HM: The photograph Line stood out in my mind; I thought it was a photograph of a painting, it almost looked unreal.
RH: Line is a photograph of birds sitting on a wire. It was an image that simply caught my eye; however for me when I look at it I immediately see lines of music, the birds appear as if musical notes. One can also think of a Morse code that needs to be deciphered. There seemed to be a precision about their arrangement. Why it looks somewhat unreal is that it was taken through a window; the glass had changes in its depth due to age and was grimy.
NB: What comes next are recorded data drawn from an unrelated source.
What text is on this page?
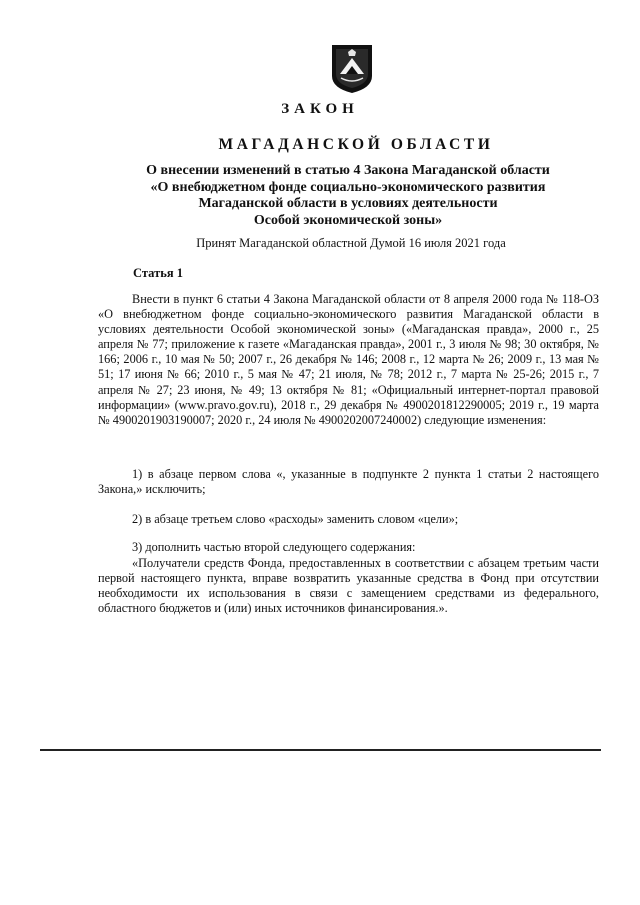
ЗАКОН
МАГАДАНСКОЙ ОБЛАСТИ
О внесении изменений в статью 4 Закона Магаданской области
«О внебюджетном фонде социально-экономического развития
Магаданской области в условиях деятельности
Особой экономической зоны»
Принят Магаданской областной Думой 16 июля 2021 года
Статья 1

Внести в пункт 6 статьи 4 Закона Магаданской области от 8 апреля 2000 года № 118-ОЗ «О внебюджетном фонде социально-экономического развития Магаданской области в условиях деятельности Особой экономической зоны» («Магаданская правда», 2000 г., 25 апреля № 77; приложение к газете «Магаданская правда», 2001 г., 3 июля № 98; 30 октября, № 166; 2006 г., 10 мая № 50; 2007 г., 26 декабря № 146; 2008 г., 12 марта № 26; 2009 г., 13 мая № 51; 17 июня № 66; 2010 г., 5 мая № 47; 21 июля, № 78; 2012 г., 7 марта № 25-26; 2015 г., 7 апреля № 27; 23 июня, № 49; 13 октября № 81; «Официальный интернет-портал правовой информации» (www.pravo.gov.ru), 2018 г., 29 декабря № 4900201812290005; 2019 г., 19 марта № 4900201903190007; 2020 г., 24 июля № 4900202007240002) следующие изменения:

1) в абзаце первом слова «, указанные в подпункте 2 пункта 1 статьи 2 настоящего Закона,» исключить;

2) в абзаце третьем слово «расходы» заменить словом «цели»;

3) дополнить частью второй следующего содержания:

«Получатели средств Фонда, предоставленных в соответствии с абзацем третьим части первой настоящего пункта, вправе возвратить указанные средства в Фонд при отсутствии необходимости их использования в связи с замещением средствами из федерального, областного бюджетов и (или) иных источников финансирования.».
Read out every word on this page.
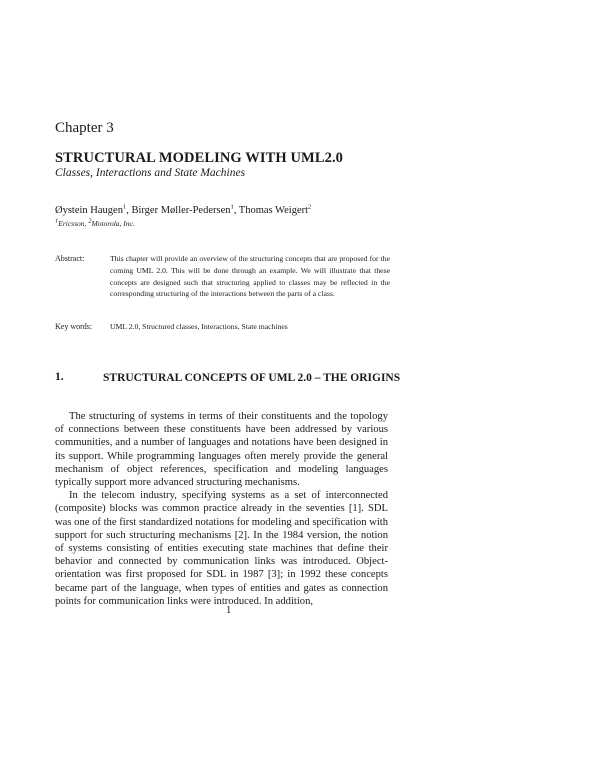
Chapter 3
STRUCTURAL MODELING WITH UML2.0
Classes, Interactions and State Machines
Øystein Haugen$^1$, Birger Møller-Pedersen$^1$, Thomas Weigert$^2$
$^1$Ericsson, $^2$Motorola, Inc.
Abstract:	This chapter will provide an overview of the structuring concepts that are proposed for the coming UML 2.0. This will be done through an example. We will illustrate that these concepts are designed such that structuring applied to classes may be reflected in the corresponding structuring of the interactions between the parts of a class.
Key words: UML 2.0, Structured classes, Interactions, State machines
1.	STRUCTURAL CONCEPTS OF UML 2.0 – THE ORIGINS

The structuring of systems in terms of their constituents and the topology of connections between these constituents have been addressed by various communities, and a number of languages and notations have been designed in its support. While programming languages often merely provide the general mechanism of object references, specification and modeling languages typically support more advanced structuring mechanisms.

In the telecom industry, specifying systems as a set of interconnected (composite) blocks was common practice already in the seventies [1]. SDL was one of the first standardized notations for modeling and specification with support for such structuring mechanisms [2]. In the 1984 version, the notion of systems consisting of entities executing state machines that define their behavior and connected by communication links was introduced. Object-orientation was first proposed for SDL in 1987 [3]; in 1992 these concepts became part of the language, when types of entities and gates as connection points for communication links were introduced. In addition,

1
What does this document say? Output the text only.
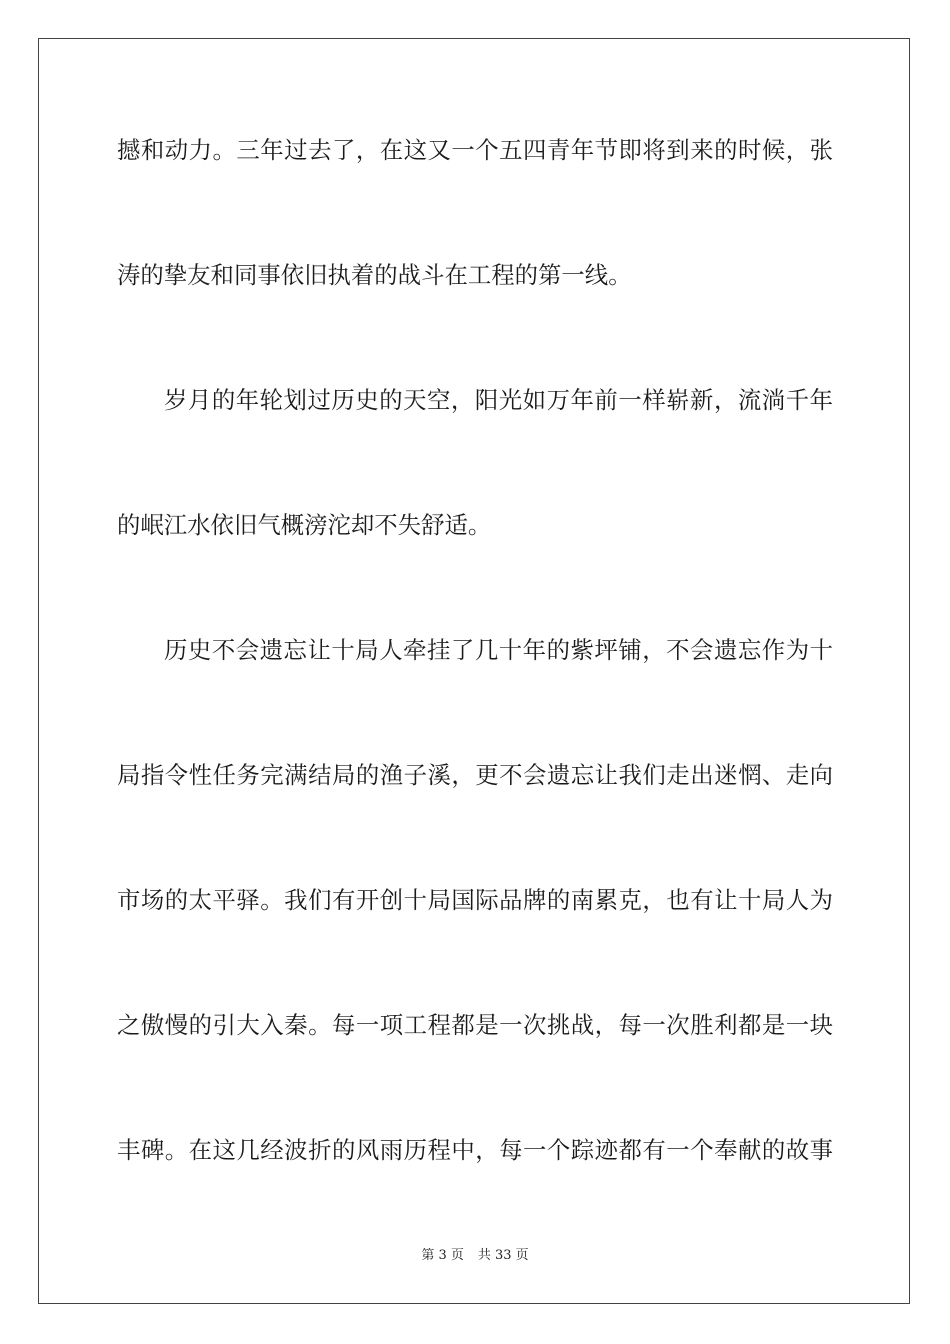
撼和动力。三年过去了，在这又一个五四青年节即将到来的时候，张
涛的挚友和同事依旧执着的战斗在工程的第一线。
岁月的年轮划过历史的天空，阳光如万年前一样崭新，流淌千年
的岷江水依旧气概滂沱却不失舒适。
历史不会遗忘让十局人牵挂了几十年的紫坪铺，不会遗忘作为十
局指令性任务完满结局的渔子溪，更不会遗忘让我们走出迷惘、走向
市场的太平驿。我们有开创十局国际品牌的南累克，也有让十局人为
之傲慢的引大入秦。每一项工程都是一次挑战，每一次胜利都是一块
丰碑。在这几经波折的风雨历程中，每一个踪迹都有一个奉献的故事
第 3 页 共 33 页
The fly on the windowpane I think brings to mind entropy, the idea of decay and death.
HM: Totem and the set of black-and-white photographs for me stood definitely apart, and because of that I found it hard to reconcile the entire work, it played on my mind. Yet because of this the entire work remained with me. The third element within Background noise is a set of musical pieces. They say in the catalogue that the tracks are sourced?
RH: Well, they’re not music at all, though in some way they are musical. The third element is a series of six sound pieces that are scientifically collected samples of radio waves from a variety of astronomical sources including remnant blackbody radiation from the Big Bang (though this is contested), radio waves from a collapsed star, and cosmic debris from our own atmosphere. These radio waves are converted to sound waves to make them audible and the results feel strangely like a hybrid of composed electronic music and sounds from nature (waves crashing, wind, birdsong). The similarity of these truly alien sounds to more familiar earthly forms highlights the possibility of generative structures which underscore everything in the universe, or then again maybe the fact that they have been ‘mediated’ to make them audible simply makes them seem to appear in recognisable forms. It’s the rumination on this question that interests me.
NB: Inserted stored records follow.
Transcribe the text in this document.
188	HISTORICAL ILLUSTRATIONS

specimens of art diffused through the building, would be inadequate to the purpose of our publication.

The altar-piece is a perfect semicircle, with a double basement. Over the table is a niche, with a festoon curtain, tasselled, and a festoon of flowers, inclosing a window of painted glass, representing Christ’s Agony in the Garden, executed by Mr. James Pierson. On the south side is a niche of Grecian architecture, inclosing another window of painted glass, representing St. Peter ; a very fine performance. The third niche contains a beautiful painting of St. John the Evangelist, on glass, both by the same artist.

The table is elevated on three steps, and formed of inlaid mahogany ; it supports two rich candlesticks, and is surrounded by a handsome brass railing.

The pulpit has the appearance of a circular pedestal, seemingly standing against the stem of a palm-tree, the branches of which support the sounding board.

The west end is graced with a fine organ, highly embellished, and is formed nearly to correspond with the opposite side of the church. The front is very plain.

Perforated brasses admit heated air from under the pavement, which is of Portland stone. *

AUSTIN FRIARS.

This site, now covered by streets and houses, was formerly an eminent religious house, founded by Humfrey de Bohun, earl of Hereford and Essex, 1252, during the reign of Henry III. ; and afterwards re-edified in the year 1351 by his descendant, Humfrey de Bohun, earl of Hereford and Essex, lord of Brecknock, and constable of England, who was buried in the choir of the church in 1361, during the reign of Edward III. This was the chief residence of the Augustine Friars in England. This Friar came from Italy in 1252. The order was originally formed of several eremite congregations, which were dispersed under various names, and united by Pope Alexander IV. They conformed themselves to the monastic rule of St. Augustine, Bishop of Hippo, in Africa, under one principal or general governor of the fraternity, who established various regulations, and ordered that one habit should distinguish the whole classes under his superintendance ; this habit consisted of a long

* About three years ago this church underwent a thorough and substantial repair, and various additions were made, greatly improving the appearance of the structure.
HM: When I first entered the exhibition I saw a visual system to it. When we see something the eye naturally separates the distinct aspect to the image into colour, form, line, etc. I saw this in the show, with the colour-filled Totem, beside it the black-and-white forms and finally, the output from the object. Does this again point to Goethe’s colour theory?
RH: In opposition to Newton’s classic theory-oriented approach, Goethe used ‘exploratory experimentation’ – a more hands-on approach that, as an artist, I find more intuitively satisfying. Trial and error. Make, do and see. It, unlike Newton’s wheel, worked in practice: It included magenta, formed complementary oppositions and allowed for greys. Finally and importantly, Goethe’s colour theory stressed that all colour was experiential and relative.
HM: How did you find working with fellow artist Mark Garry in a curatorial manner?
RH: Mark rather usefully encouraged me from the outset to go slightly left field from my typical practice of drawing and painting. He was great to bounce ideas off and his experience of working with sound (and sound equipment!) was invaluable.
Ronnie Hughes is currently showing new drawings at Sebastian Fath Contemporary, Mannheim, Germany. He is represented by Rubicon Gallery, Dublin.